Lawyer’s illness delays murder trial
A first-degree murder trial that was scheduled to begin Monday in Saskatoon Court of Queen’s Bench has been delayed after Walid Adam Mohamed’s lawyer told the judge she was in pain and needed medical attention.
The case was adjourned until the afternoon, when court learned Lori Johnstone-Clarke was hospitalized.
Crown prosecutor Matthew Miazga indicated he had several witnesses — some of whom had flown to Saskatoon — ready to testify Monday. The trial by judge alone was adjourned until this morning. It is scheduled to last 10 days.
Mohamed, 30, is accused of fatally stabbing 18-year-old Mohammed Omar in a parking lot in the city’s Sutherland neighbourhood on April 24, 2016.
Relatives of Omar, who are from Winnipeg, sat in the courtroom’s front row as they learned the trial would be delayed. Family members of the accused sat in the back row.

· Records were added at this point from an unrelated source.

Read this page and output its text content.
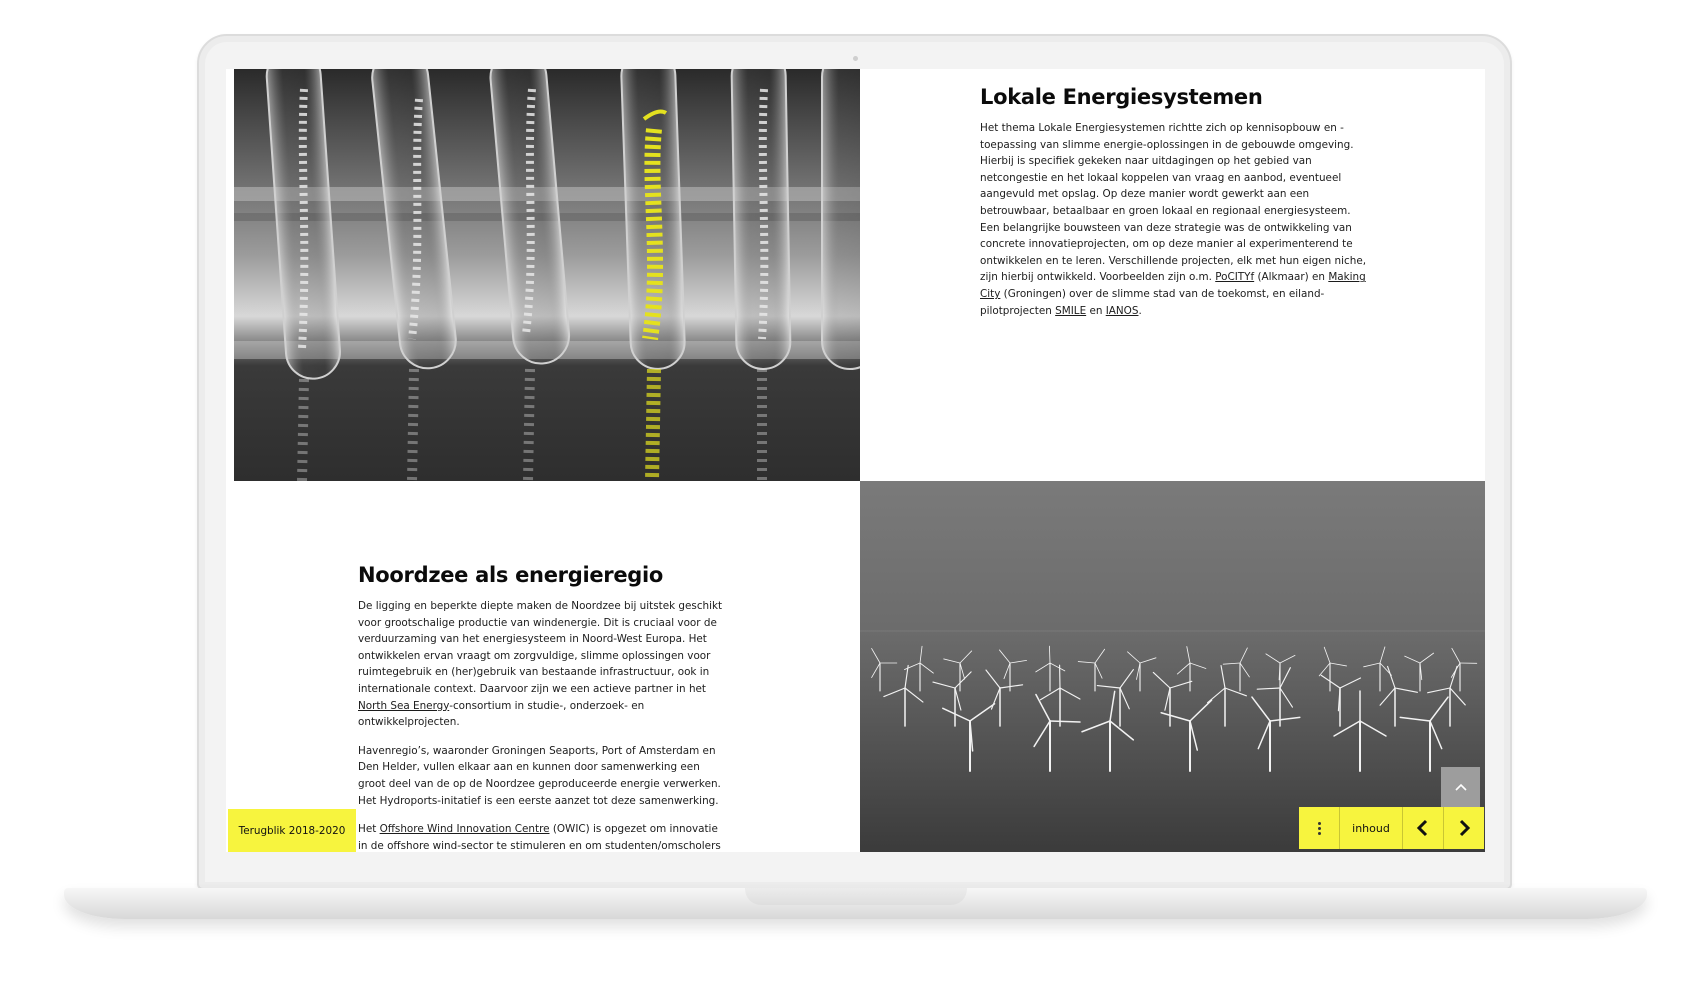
Lokale Energiesystemen

Het thema Lokale Energiesystemen richtte zich op kennisopbouw en -toepassing van slimme energie-oplossingen in de gebouwde omgeving. Hierbij is specifiek gekeken naar uitdagingen op het gebied van netcongestie en het lokaal koppelen van vraag en aanbod, eventueel aangevuld met opslag. Op deze manier wordt gewerkt aan een betrouwbaar, betaalbaar en groen lokaal en regionaal energiesysteem. Een belangrijke bouwsteen van deze strategie was de ontwikkeling van concrete innovatieprojecten, om op deze manier al experimenterend te ontwikkelen en te leren. Verschillende projecten, elk met hun eigen niche, zijn hierbij ontwikkeld. Voorbeelden zijn o.m. PoCITYf (Alkmaar) en Making City (Groningen) over de slimme stad van de toekomst, en eiland-pilotprojecten SMILE en IANOS.

Noordzee als energieregio

De ligging en beperkte diepte maken de Noordzee bij uitstek geschikt voor grootschalige productie van windenergie. Dit is cruciaal voor de verduurzaming van het energiesysteem in Noord-West Europa. Het ontwikkelen ervan vraagt om zorgvuldige, slimme oplossingen voor ruimtegebruik en (her)gebruik van bestaande infrastructuur, ook in internationale context. Daarvoor zijn we een actieve partner in het North Sea Energy-consortium in studie-, onderzoek- en ontwikkelprojecten.

Havenregio’s, waaronder Groningen Seaports, Port of Amsterdam en Den Helder, vullen elkaar aan en kunnen door samenwerking een groot deel van de op de Noordzee geproduceerde energie verwerken. Het Hydroports-initatief is een eerste aanzet tot deze samenwerking.

Het Offshore Wind Innovation Centre (OWIC) is opgezet om innovatie in de offshore wind-sector te stimuleren en om studenten/omscholers

Terugblik 2018-2020	inhoud
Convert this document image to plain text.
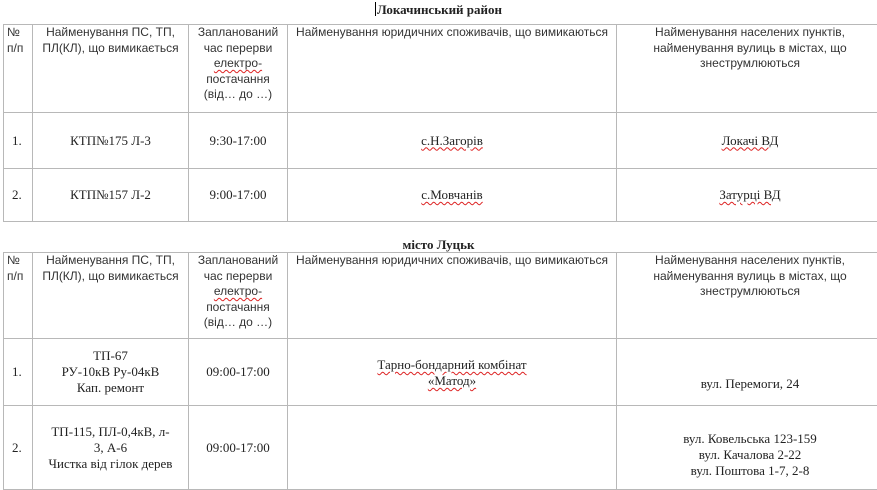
Локачинський район
№ п/п	Найменування ПС, ТП, ПЛ(КЛ), що вимикається	Запланований
час перерви
електро-
постачання
(від… до …)	Найменування юридичних споживачів, що вимикаються	Найменування населених пунктів, найменування вулиць в містах, що знеструмлюються
1.	КТП№175 Л-3	9:30-17:00	с.Н.Загорів	Локачі ВД
2.	КТП№157 Л-2	9:00-17:00	с.Мовчанів	Затурці ВД
місто Луцьк
№ п/п	Найменування ПС, ТП, ПЛ(КЛ), що вимикається	Запланований
час перерви
електро-
постачання
(від… до …)	Найменування юридичних споживачів, що вимикаються	Найменування населених пунктів, найменування вулиць в містах, що знеструмлюються
1.	ТП-67
РУ-10кВ Ру-04кВ
Кап. ремонт	09:00-17:00	Тарно-бондарний комбінат
«Матод»	вул. Перемоги, 24
2.	ТП-115, ПЛ-0,4кВ, л-
3, А-6
Чистка від гілок дерев	09:00-17:00		вул. Ковельська 123-159
вул. Качалова 2-22
вул. Поштова 1-7, 2-8
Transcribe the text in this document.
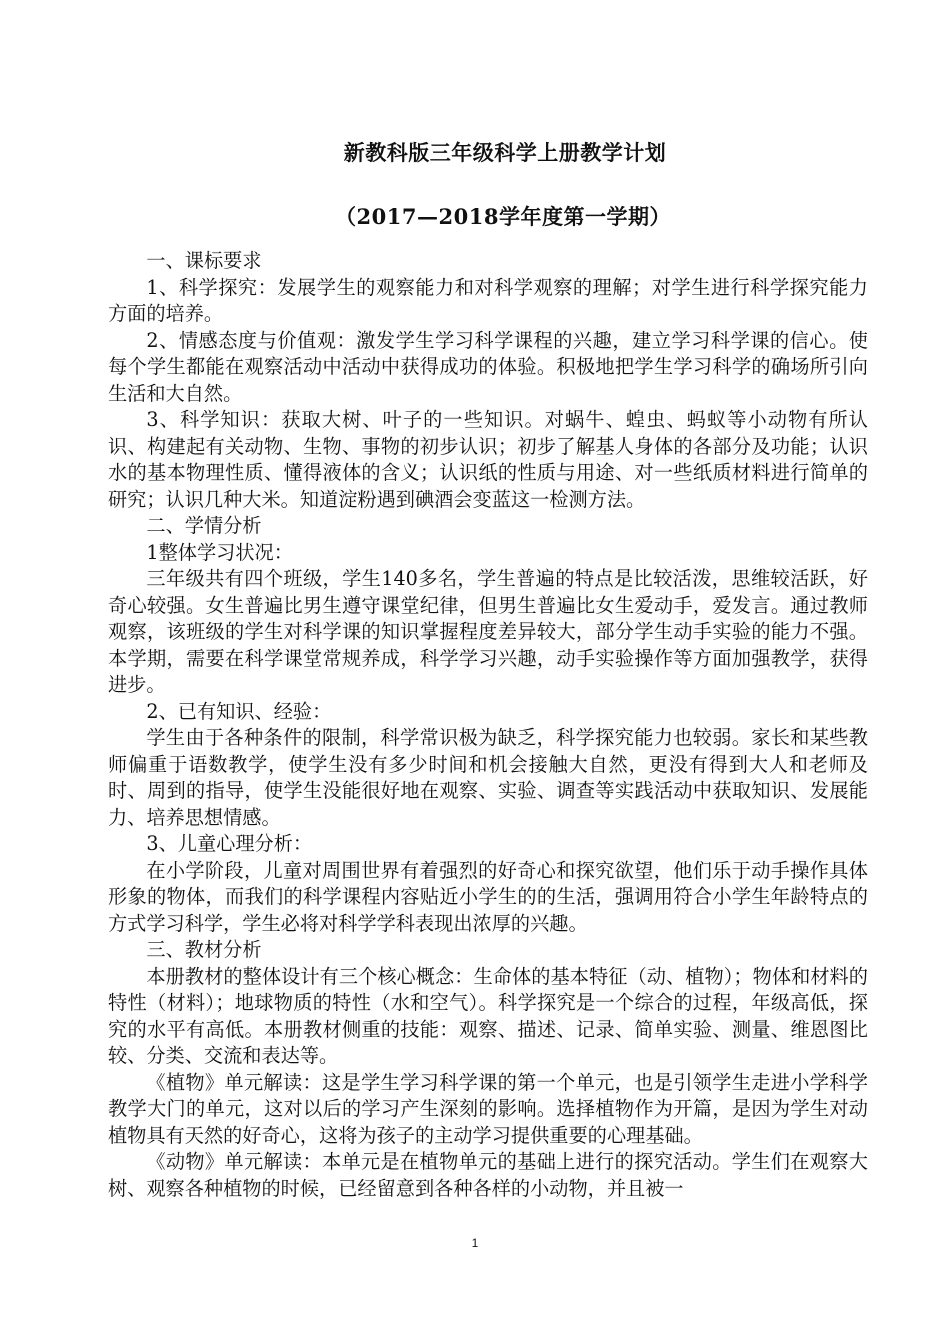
新教科版三年级科学上册教学计划
（2017—2018学年度第一学期）

一、课标要求

1、科学探究：发展学生的观察能力和对科学观察的理解；对学生进行科学探究能力方面的培养。

2、情感态度与价值观：激发学生学习科学课程的兴趣，建立学习科学课的信心。使每个学生都能在观察活动中活动中获得成功的体验。积极地把学生学习科学的确场所引向生活和大自然。

3、科学知识：获取大树、叶子的一些知识。对蜗牛、蝗虫、蚂蚁等小动物有所认识、构建起有关动物、生物、事物的初步认识；初步了解基人身体的各部分及功能；认识水的基本物理性质、懂得液体的含义；认识纸的性质与用途、对一些纸质材料进行简单的研究；认识几种大米。知道淀粉遇到碘酒会变蓝这一检测方法。

二、学情分析

1整体学习状况：

三年级共有四个班级，学生140多名，学生普遍的特点是比较活泼，思维较活跃，好奇心较强。女生普遍比男生遵守课堂纪律，但男生普遍比女生爱动手，爱发言。通过教师观察，该班级的学生对科学课的知识掌握程度差异较大，部分学生动手实验的能力不强。本学期，需要在科学课堂常规养成，科学学习兴趣，动手实验操作等方面加强教学，获得进步。

2、已有知识、经验：

学生由于各种条件的限制，科学常识极为缺乏，科学探究能力也较弱。家长和某些教师偏重于语数教学，使学生没有多少时间和机会接触大自然，更没有得到大人和老师及时、周到的指导，使学生没能很好地在观察、实验、调查等实践活动中获取知识、发展能力、培养思想情感。

3、儿童心理分析：

在小学阶段，儿童对周围世界有着强烈的好奇心和探究欲望，他们乐于动手操作具体形象的物体，而我们的科学课程内容贴近小学生的的生活，强调用符合小学生年龄特点的方式学习科学，学生必将对科学学科表现出浓厚的兴趣。

三、教材分析

本册教材的整体设计有三个核心概念：生命体的基本特征（动、植物）；物体和材料的特性（材料）；地球物质的特性（水和空气）。科学探究是一个综合的过程，年级高低，探究的水平有高低。本册教材侧重的技能：观察、描述、记录、简单实验、测量、维恩图比较、分类、交流和表达等。

《植物》单元解读：这是学生学习科学课的第一个单元，也是引领学生走进小学科学教学大门的单元，这对以后的学习产生深刻的影响。选择植物作为开篇，是因为学生对动植物具有天然的好奇心，这将为孩子的主动学习提供重要的心理基础。

《动物》单元解读：本单元是在植物单元的基础上进行的探究活动。学生们在观察大树、观察各种植物的时候，已经留意到各种各样的小动物，并且被一

1
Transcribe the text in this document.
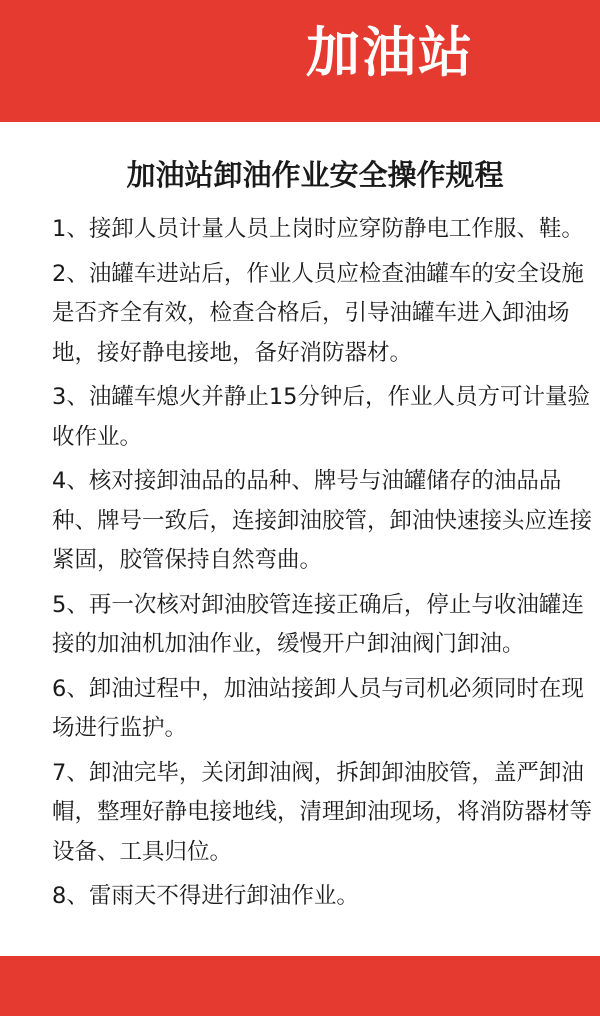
加油站
加油站卸油作业安全操作规程
1、接卸人员计量人员上岗时应穿防静电工作服、鞋。
2、油罐车进站后，作业人员应检查油罐车的安全设施是否齐全有效，检查合格后，引导油罐车进入卸油场地，接好静电接地，备好消防器材。
3、油罐车熄火并静止15分钟后，作业人员方可计量验收作业。
4、核对接卸油品的品种、牌号与油罐储存的油品品种、牌号一致后，连接卸油胶管，卸油快速接头应连接紧固，胶管保持自然弯曲。
5、再一次核对卸油胶管连接正确后，停止与收油罐连接的加油机加油作业，缓慢开户卸油阀门卸油。
6、卸油过程中，加油站接卸人员与司机必须同时在现场进行监护。
7、卸油完毕，关闭卸油阀，拆卸卸油胶管，盖严卸油帽，整理好静电接地线，清理卸油现场，将消防器材等设备、工具归位。
8、雷雨天不得进行卸油作业。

Omar’s death was the fifth homicide of 2016. His father, Khattab Karim, told the StarPhoenix that, according to police, his son was initially stabbed in a car in a parking lot on Central Avenue. He was then repeatedly stabbed after he ran across the street to a Mac’s convenience store, Karim said.
Family members also confirmed that Mohamed and Omar knew each other through the Muslim community in Saskatoon.
Omar had recently moved to the city to help take care of a friend’s autistic child.
“He was like a flower among the community. He helped all the kids,” the child’s father, Aarif Jomha, said after Mohamed made his first court appearance last year.